This is taken from Keith Conrad's expository paper on subgroups of cyclic groups.
Let $G$ be a cyclic group, with a generator $g$. For a subgroup $H \subset G$, we will show $H=\langle g^n\rangle$ for some $n\geq0$, so $H$ is cyclic. (...) The idea is that every element in a subgroup of the form $\langle g^n\rangle$ looks like $g^{nk}$, so $n$ is the smallest positive exponent among the elements of the subgroup.
I'm not sure how to think about this... If we take the cyclic group with ten elements $(e,g^1,g^{-1},\ldots, g^5)$ and build the subgroup $\langle g^4\rangle=\{g^4,g^{-2},g^2,g^{-4},e\}$ so $g^{4*3}=g^2$ and $2<4$. Am I making some mistake?

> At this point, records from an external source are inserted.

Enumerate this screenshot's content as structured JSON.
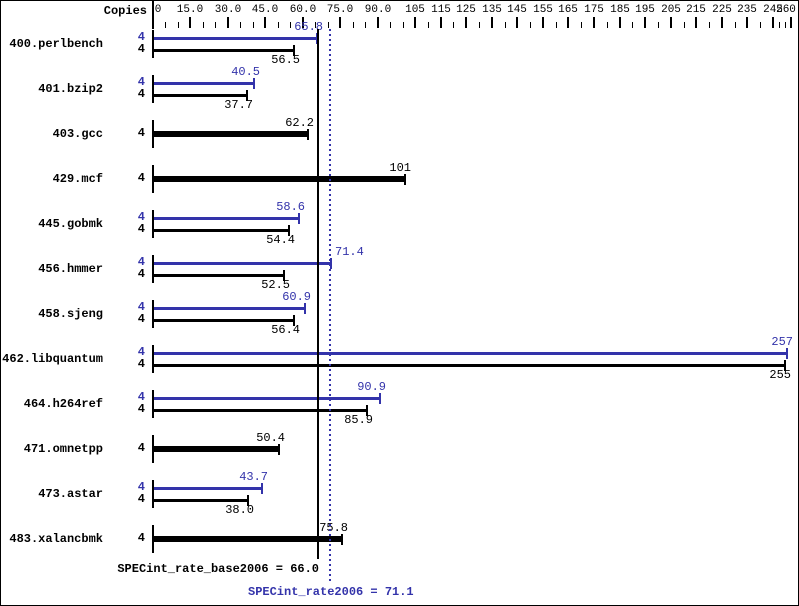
{
  "chart_data": {
    "type": "bar",
    "orientation": "horizontal",
    "title": "",
    "copies_header": "Copies",
    "x_range": [
      0,
      260
    ],
    "x_axis": {
      "minor_tick_step": 5,
      "labeled_ticks": [
        {
          "v": 0,
          "label": "0"
        },
        {
          "v": 15,
          "label": "15.0"
        },
        {
          "v": 30,
          "label": "30.0"
        },
        {
          "v": 45,
          "label": "45.0"
        },
        {
          "v": 60,
          "label": "60.0"
        },
        {
          "v": 75,
          "label": "75.0"
        },
        {
          "v": 90,
          "label": "90.0"
        },
        {
          "v": 105,
          "label": "105"
        },
        {
          "v": 115,
          "label": "115"
        },
        {
          "v": 125,
          "label": "125"
        },
        {
          "v": 135,
          "label": "135"
        },
        {
          "v": 145,
          "label": "145"
        },
        {
          "v": 155,
          "label": "155"
        },
        {
          "v": 165,
          "label": "165"
        },
        {
          "v": 175,
          "label": "175"
        },
        {
          "v": 185,
          "label": "185"
        },
        {
          "v": 195,
          "label": "195"
        },
        {
          "v": 205,
          "label": "205"
        },
        {
          "v": 215,
          "label": "215"
        },
        {
          "v": 225,
          "label": "225"
        },
        {
          "v": 235,
          "label": "235"
        },
        {
          "v": 245,
          "label": "245"
        },
        {
          "v": 260,
          "label": "260"
        }
      ]
    },
    "series_colors": {
      "peak": "#3333aa",
      "base": "#000000"
    },
    "benchmarks": [
      {
        "name": "400.perlbench",
        "bars": [
          {
            "series": "peak",
            "copies": "4",
            "value": 65.8,
            "label": "65.8"
          },
          {
            "series": "base",
            "copies": "4",
            "value": 56.5,
            "label": "56.5"
          }
        ]
      },
      {
        "name": "401.bzip2",
        "bars": [
          {
            "series": "peak",
            "copies": "4",
            "value": 40.5,
            "label": "40.5"
          },
          {
            "series": "base",
            "copies": "4",
            "value": 37.7,
            "label": "37.7"
          }
        ]
      },
      {
        "name": "403.gcc",
        "bars": [
          {
            "series": "base",
            "copies": "4",
            "value": 62.2,
            "label": "62.2"
          }
        ]
      },
      {
        "name": "429.mcf",
        "bars": [
          {
            "series": "base",
            "copies": "4",
            "value": 101,
            "label": "101"
          }
        ]
      },
      {
        "name": "445.gobmk",
        "bars": [
          {
            "series": "peak",
            "copies": "4",
            "value": 58.6,
            "label": "58.6"
          },
          {
            "series": "base",
            "copies": "4",
            "value": 54.4,
            "label": "54.4"
          }
        ]
      },
      {
        "name": "456.hmmer",
        "bars": [
          {
            "series": "peak",
            "copies": "4",
            "value": 71.4,
            "label": "71.4",
            "label_side": "right"
          },
          {
            "series": "base",
            "copies": "4",
            "value": 52.5,
            "label": "52.5"
          }
        ]
      },
      {
        "name": "458.sjeng",
        "bars": [
          {
            "series": "peak",
            "copies": "4",
            "value": 60.9,
            "label": "60.9"
          },
          {
            "series": "base",
            "copies": "4",
            "value": 56.4,
            "label": "56.4"
          }
        ]
      },
      {
        "name": "462.libquantum",
        "bars": [
          {
            "series": "peak",
            "copies": "4",
            "value": 257,
            "label": "257"
          },
          {
            "series": "base",
            "copies": "4",
            "value": 255,
            "label": "255"
          }
        ]
      },
      {
        "name": "464.h264ref",
        "bars": [
          {
            "series": "peak",
            "copies": "4",
            "value": 90.9,
            "label": "90.9"
          },
          {
            "series": "base",
            "copies": "4",
            "value": 85.9,
            "label": "85.9"
          }
        ]
      },
      {
        "name": "471.omnetpp",
        "bars": [
          {
            "series": "base",
            "copies": "4",
            "value": 50.4,
            "label": "50.4"
          }
        ]
      },
      {
        "name": "473.astar",
        "bars": [
          {
            "series": "peak",
            "copies": "4",
            "value": 43.7,
            "label": "43.7"
          },
          {
            "series": "base",
            "copies": "4",
            "value": 38.0,
            "label": "38.0"
          }
        ]
      },
      {
        "name": "483.xalancbmk",
        "bars": [
          {
            "series": "base",
            "copies": "4",
            "value": 75.8,
            "label": "75.8"
          }
        ]
      }
    ],
    "reference_lines": [
      {
        "series": "base",
        "value": 66.0,
        "style": "solid"
      },
      {
        "series": "peak",
        "value": 71.1,
        "style": "dotted"
      }
    ],
    "summary": [
      {
        "series": "base",
        "text": "SPECint_rate_base2006 = 66.0",
        "value": 66.0
      },
      {
        "series": "peak",
        "text": "SPECint_rate2006 = 71.1",
        "value": 71.1
      }
    ]
  }
}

Note that it says it will show $H=\langle g^n\rangle$ for some $n > 0$. That is, it is only necessary to find a single $n$, not every $n$ that will work. The claim is that if $H \ne \{e\}$, it is sufficient to choose $$n = \min \{k \in \Bbb N^+\mid g^k \in H\}$$
Since this set cannot be empty (I'll leave it to you to figure out why), it always has a least element. For any $g^k \in H$, we can write $k = qn + r$ for some $q$ and $0 \le r < n$. But $g^r = (g^n)^{-q}g^k \in H$, and since $n$ is the smallest positive exponent of $g$ in $H$, it must be that $r = 0$. I.e., $g^k = (g^n)^q \in \langle g^n \rangle$.
It doesn't matter if there are other values $n_1$ such that $\langle g^{n_1} \rangle = H$. (In your example, $n = 2$ and $n_1 = 4$.) All that matters is that the $n$ chosen can be proven to work.